Terres agricoles: un phénomène relié au rendement financier

Terres agricoles: un phénomène relié au rendement financier

VENTE DE TERRES AGRICOLES.La rareté de la disponibilité de terres agricoles ralentit le phénomène de l’accaparement que l’on a connu ces dernières années au Saguenay—Lac-Saint-Jean. Cependant, le phénomène est toujours présent car les terres agricoles représentent un investissement présentant un fort rendement.

« Acquisition des terres agricoles: faits, enjeux et réflexions », tel était le sujet d’une conférence courue par plus de 165 personnes vendredi dernier.

Catherine Brodeur, M. Sc., directrice du développement, études économiques, Groupe AGÉCO, était en effet conférencière devant les membres de la Chambre de commerce et d’industrie de Lac-St-Jean-Est qui a ainsi obtenu sa meilleure audience de l’année avec cette présentation sur l’acquisition de terres agricoles par des intérêts étrangers, un sujet qui a fait couler beaucoup d’encre au Québec en début d’année 2010 et encore plus dans la région avec l’arrivée du phénomène Pangéa qui a notamment repris les terres qui avaient été acquises auparavant par la Banque Nationale qui s’est retirée du dossier en raison de la controverse soulevée.

« À l’hiver 2012, retentissant retour médiatique sur le sujet, mais sous un angle différent: des investisseurs privés et institutionnels, cette fois québécois, affichent leur appétit pour le foncier agricole », a rappelé Catherine Brodeur.

Notamment, elle a fait un long historique du phénomène international qui a commencé à s’accentuer au début des années 80 dans le monde.

Le contexte alimentaire mondial et la flambée des prix des aliments de base a incité les investisseurs à se procurer des surfaces agricoles et le prix de ces terres a connu un boum majeur.

Ramenant le dossier à l’échelle du Québec, Catherine Brodeur estime que nous sommes mieux outillés, notamment avec la CPTAQ et les lois qui restreignent la propriété de terres agricoles par des non-résidents.

Notamment, dans la province, 81 % des agriculteurs sont propriétaires-exploitants contre 60 % pour le Canada ce qui place le Québec en 2e position dans le monde à ce chapitre, après l’Irlande.

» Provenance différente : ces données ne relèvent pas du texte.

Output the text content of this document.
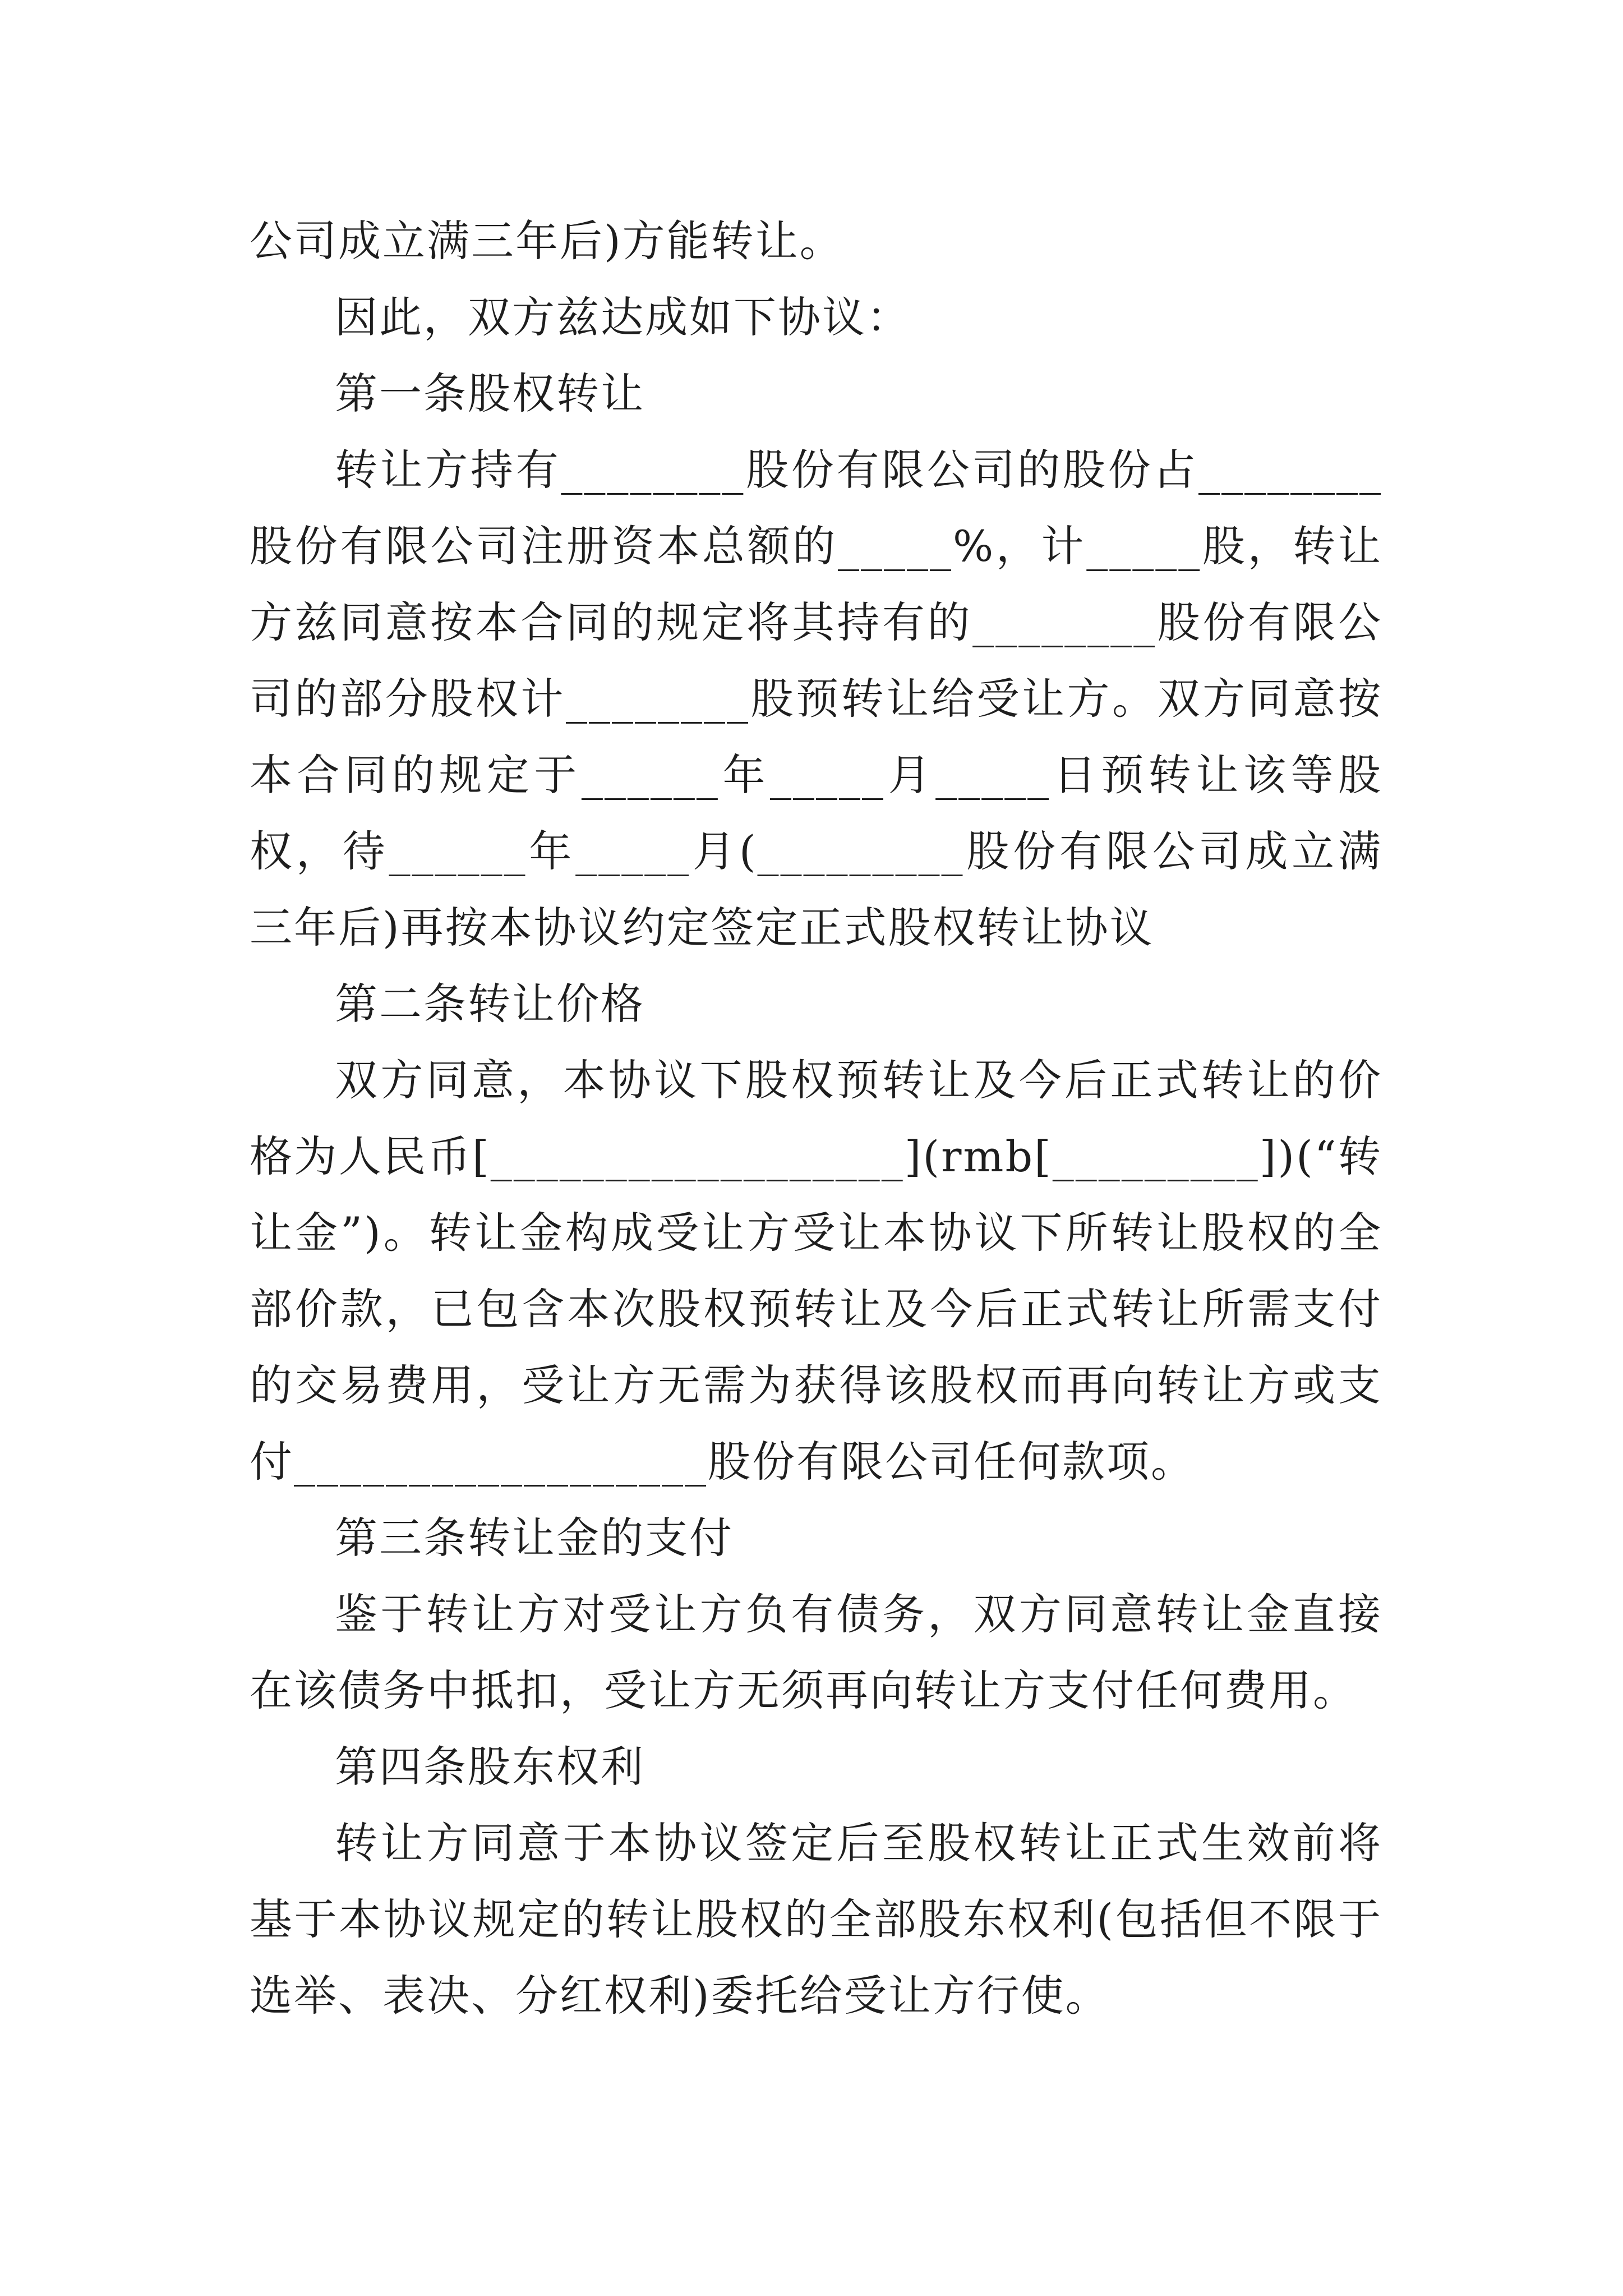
公司成立满三年后)方能转让。

因此，双方兹达成如下协议：

第一条股权转让

转让方持有________股份有限公司的股份占________股份有限公司注册资本总额的_____%，计_____股，转让方兹同意按本合同的规定将其持有的________股份有限公司的部分股权计________股预转让给受让方。双方同意按本合同的规定于______年_____月_____日预转让该等股权，待______年_____月(_________股份有限公司成立满三年后)再按本协议约定签定正式股权转让协议

第二条转让价格

双方同意，本协议下股权预转让及今后正式转让的价格为人民币[__________________](rmb[_________])(“转让金”)。转让金构成受让方受让本协议下所转让股权的全部价款，已包含本次股权预转让及今后正式转让所需支付的交易费用，受让方无需为获得该股权而再向转让方或支付__________________股份有限公司任何款项。

第三条转让金的支付

鉴于转让方对受让方负有债务，双方同意转让金直接在该债务中抵扣，受让方无须再向转让方支付任何费用。

第四条股东权利

转让方同意于本协议签定后至股权转让正式生效前将基于本协议规定的转让股权的全部股东权利(包括但不限于选举、表决、分红权利)委托给受让方行使。
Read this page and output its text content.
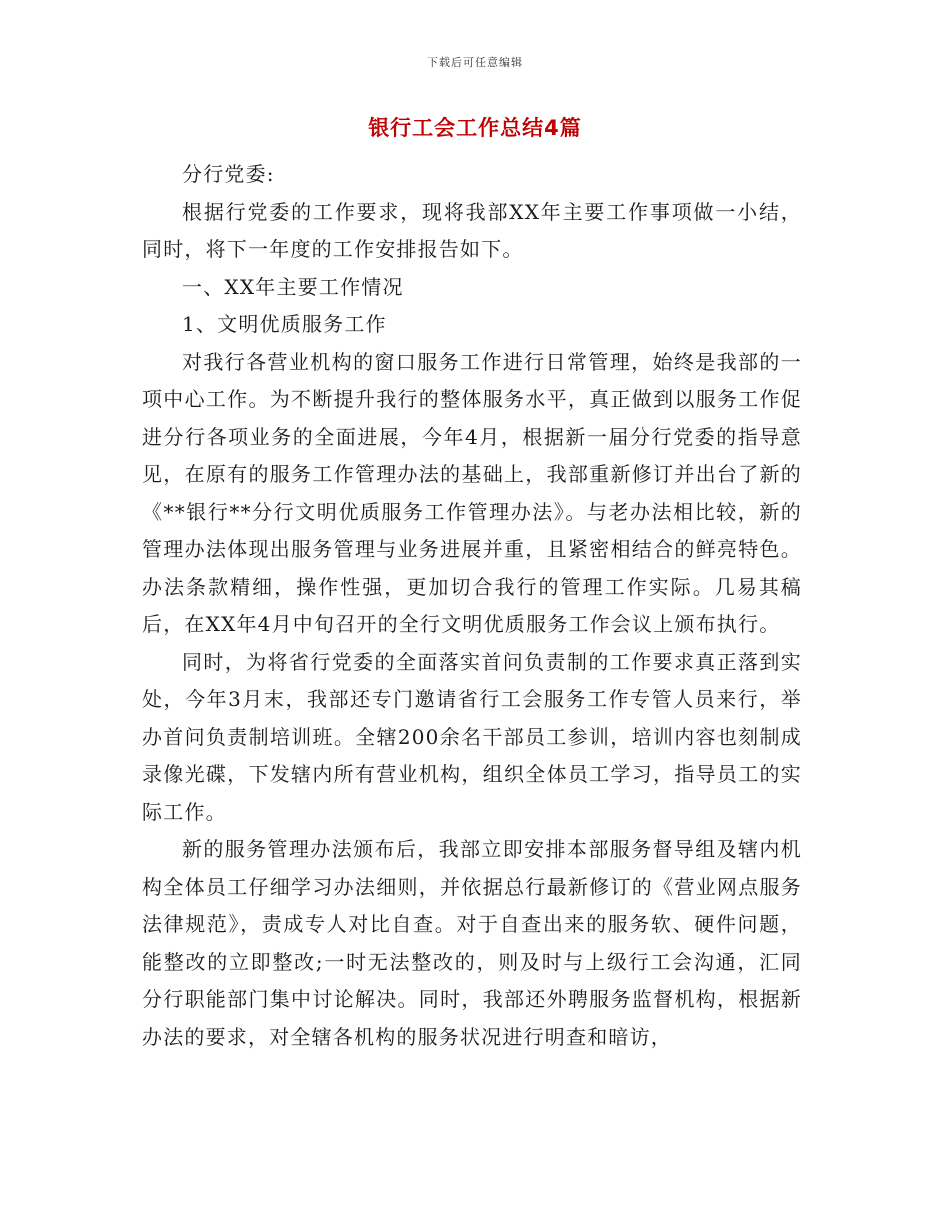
下载后可任意编辑
银行工会工作总结4篇

分行党委:

根据行党委的工作要求，现将我部XX年主要工作事项做一小结，同时，将下一年度的工作安排报告如下。

一、XX年主要工作情况

1、文明优质服务工作

对我行各营业机构的窗口服务工作进行日常管理，始终是我部的一项中心工作。为不断提升我行的整体服务水平，真正做到以服务工作促进分行各项业务的全面进展，今年4月，根据新一届分行党委的指导意见，在原有的服务工作管理办法的基础上，我部重新修订并出台了新的《**银行**分行文明优质服务工作管理办法》。与老办法相比较，新的管理办法体现出服务管理与业务进展并重，且紧密相结合的鲜亮特色。办法条款精细，操作性强，更加切合我行的管理工作实际。几易其稿后，在XX年4月中旬召开的全行文明优质服务工作会议上颁布执行。

同时，为将省行党委的全面落实首问负责制的工作要求真正落到实处，今年3月末，我部还专门邀请省行工会服务工作专管人员来行，举办首问负责制培训班。全辖200余名干部员工参训，培训内容也刻制成录像光碟，下发辖内所有营业机构，组织全体员工学习，指导员工的实际工作。

新的服务管理办法颁布后，我部立即安排本部服务督导组及辖内机构全体员工仔细学习办法细则，并依据总行最新修订的《营业网点服务法律规范》，责成专人对比自查。对于自查出来的服务软、硬件问题，能整改的立即整改;一时无法整改的，则及时与上级行工会沟通，汇同分行职能部门集中讨论解决。同时，我部还外聘服务监督机构，根据新办法的要求，对全辖各机构的服务状况进行明查和暗访，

« Le placement qui a le mieux performé des 10 dernières années, ce sont les terres agricoles », soutient Catherine Brodeur, ce qui explique notamment la présence de certains fonds de placement qui veulent ainsi faire fructifier leur argent.

Valeur

Au Saguenay—Lac-Saint-Jean, le prix des terres agricoles varie de quelque 2500 $/hectare pour une terre en friche à 3500 $ à 4000 $ l’hectare pour une terre en culture.

Cependant, la disponibilité de telles terres est de plus en plus rare.

Cependant, les actuels propriétaires ont le choix entre vendre leur terre à la relève agricole qui n’est pas toujours évidente ou à ces géants qui pointent à l’horizon et qui veulent utiliser ces terres à des fins de grande culture comme le canola, le soya, le blé humain et le maïs.

C’est tout le modèle de production agricole qui risque de changer avec le temps.